Metade da década de 1930. Marcel Mauss tem sessenta anos. No plano profissional é o "sucesso": acaba de ser nomeado professor do Collège de France depois de uma luta acirrada que o opôs ao clã dos católicos e a todos aqueles que não queriam ver a sociologia (durkheimiana) entrar na fortaleza. Mauss é também directeur d'études na Ecole Pratique des Hautes Etudes, Seção de Ciências Religiosas, e secretário do Instituto de Etnologia de Paris, fundado por ele em 1926. Aquele que nunca quis ser um modelo faz "escola" diante de alunos fascinados e desconcertados: "Ele sabe tudo", dizem eles. Nunca ele ensinou tanto: mais de nove horas de aula por semana. Seu brilho é internacional: convite para apresentar a Oxford Lecture, correspondência com antropólogos e sociólogos do mundo inteiro, principalmente ingleses e americanos, etc. É "a glória", como reconhece Paul Fauconnet quando Mauss é convidado para ir a Copenhague em 1938.
Em meados da década de 1930 dá-se a vitória - por longo tempo esperada - dos socialistas, o Front Populaire. Mauss conhece Léon Blum desde a década de 1900. Fiéis a Jaurès, Mauss e Blum militaram no Partido Socialista; no imediato pós-guerra opuseramse à criação do PCF e lutaram para conservar a herança de Jaurès no interior da SFIO. Mauss foi jornalista e administrador do Humanité,colaborou no La Vie Socialiste e participa ativamente, com Blum, da aventura do Populaire. A chegada de Léon Blum ao poder vem de alguma maneira coroar trinta anos de luta.
Tanto no plano profissional como no político, a década de 1930 pode parecer, para Mauss, uma espécie de apogeu. E no entanto... Fissuras aparecem, numerosas: um encargo pedagógico e administrativo muito pesado, problemas de saúde - seus e sobretudo de sua mulher-,dissensões no interior da SFIO e, como pano de fundo, a ascensão do fascismo. No seio de seu partido Mauss está entre os minoritários, com Renaudel e Déat, mas não pretende afastar-se nem filiar-se ao novo Partido Socialista da França em 1935. Já bem menos ativo, o "velho militante" encontra-se imobilizado, paralisado. Por outro lado, as obras que Mauss empreende - a que trata da Prece, mas também as que versam sobre o Bolchevismo e a Nação - ficam inacabadas. Seus trabalhos estão dispersos: "É provisório", queixa-se ele. Mesmo o relançamento do Année Sociologique fracassou e o futuro da nova fórmula dos Annales Sociologiques parece muito duvidoso. O herdeiro Mauss - ele é sobrinho de Durkheim - não consegue fazer frutificar sua herança. Finalmente, no plano pessoal, Mauss defronta-se com numerosos problemas: casa-se tardiamente em 1934 e pouco tempo depois do casamento sua mulher tem de ser hospitalizada devido a um acidente com gás. Mauss, também doente, transforma-se em enfermeiro. Em suma, de um lado a glória; de outro as dificuldades, para não dizer os fracassos.

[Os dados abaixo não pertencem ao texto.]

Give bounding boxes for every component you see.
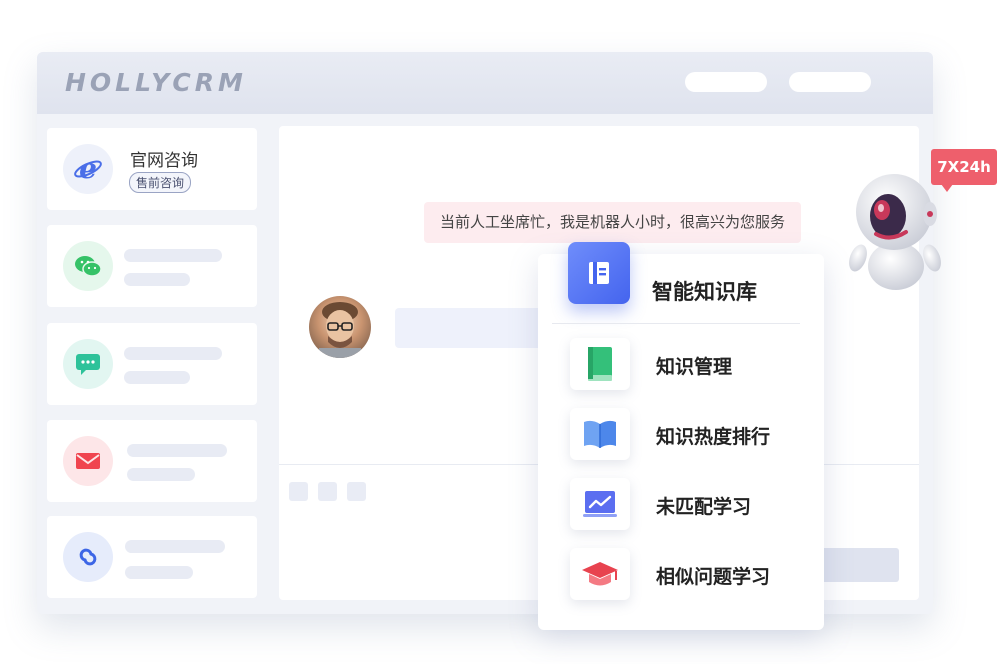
placeholder-line [124,371,190,384]
menu-item-label: 相似问题学习 [656,566,771,588]
toolbar-button-1[interactable] [289,482,308,501]
menu-item-knowledge-ranking[interactable]: 知识热度排行 [568,408,808,470]
wechat-icon [63,241,113,291]
placeholder-line [127,444,227,457]
promo-stage: HOLLYCRM e 官网咨询 售前咨询 当前人工坐席忙，我是机器人小时，很高兴… [0,0,1008,664]
menu-item-similar-question-learning[interactable]: 相似问题学习 [568,548,808,610]
chat-bubble-icon [63,339,113,389]
channel-card-link[interactable] [47,516,257,598]
placeholder-line [125,540,225,553]
menu-item-label: 未匹配学习 [656,496,752,518]
channel-title: 官网咨询 [130,151,198,171]
ie-browser-icon: e [63,144,113,194]
toolbar-button-2[interactable] [318,482,337,501]
title-bar: HOLLYCRM [37,52,933,114]
menu-item-unmatched-learning[interactable]: 未匹配学习 [568,478,808,540]
robot-notice-message: 当前人工坐席忙，我是机器人小时，很高兴为您服务 [424,202,802,243]
menu-divider [552,323,800,324]
toolbar-button-3[interactable] [347,482,366,501]
menu-item-knowledge-management[interactable]: 知识管理 [568,338,808,400]
app-logo: HOLLYCRM [65,68,247,97]
channel-card-website[interactable]: e 官网咨询 售前咨询 [47,128,257,210]
channel-card-chat[interactable] [47,323,257,405]
placeholder-line [125,566,193,579]
placeholder-line [124,273,190,286]
header-pill-button-1[interactable] [685,72,767,92]
green-book-icon [570,338,630,390]
trend-chart-icon [570,478,630,530]
knowledge-base-icon [568,242,630,304]
placeholder-line [124,347,222,360]
mail-icon [63,436,113,486]
channel-card-wechat[interactable] [47,225,257,307]
robot-mascot [849,174,941,290]
svg-text:e: e [79,154,97,184]
knowledge-base-menu: 智能知识库 知识管理 知识热度排行 未匹配学习 相似问题学习 [538,242,824,630]
knowledge-base-title: 智能知识库 [652,280,757,304]
header-pill-button-2[interactable] [789,72,871,92]
graduation-cap-icon [570,548,630,600]
open-book-icon [570,408,630,460]
menu-item-label: 知识热度排行 [656,426,771,448]
channel-card-mail[interactable] [47,420,257,502]
menu-item-label: 知识管理 [656,356,733,378]
agent-avatar [309,296,371,358]
link-icon [63,532,113,582]
placeholder-line [124,249,222,262]
placeholder-line [127,468,195,481]
presale-tag: 售前咨询 [129,172,192,193]
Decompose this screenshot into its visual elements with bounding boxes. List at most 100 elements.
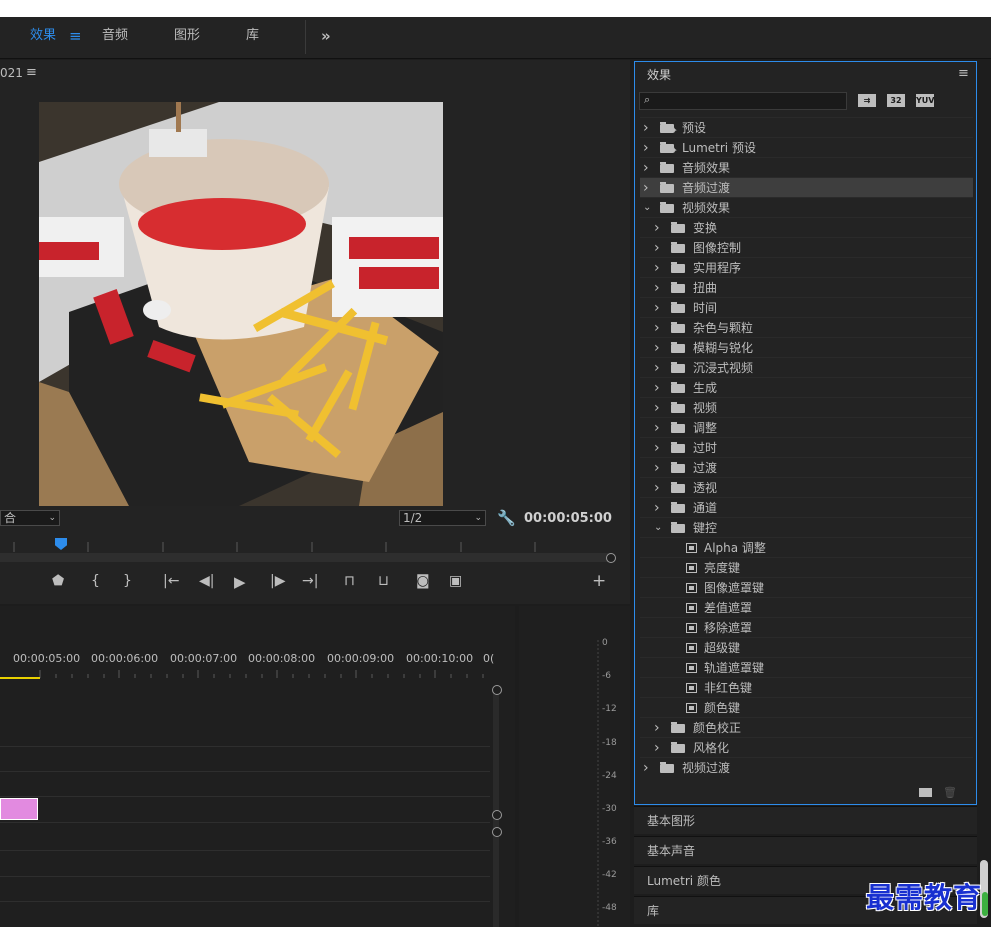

No momento estou concluindo a redação da primeira biografia intelectual daquele que aparece como o pai da etnologia francesa. Esse trabalho me permitiu descobrir um grande número de textos pouco conhecidos (artigos de jornais e revistas) ou inéditos (conferências, manuscrito sobre A Nação) e também tomar conhecimento da correspondência pessoal (inclusive mais de quatrocentas cartas de Durkheim)(1). Gostaria hoje de 1) traçar um retrato tão completo quanto possível de Mauss - o erudito e o militante - e 2) isolar um dos "fios condutores" de sua vida intelectual e política. Esse fio, como indica o título de minha conferência, é a Dádiva, a dádiva de si.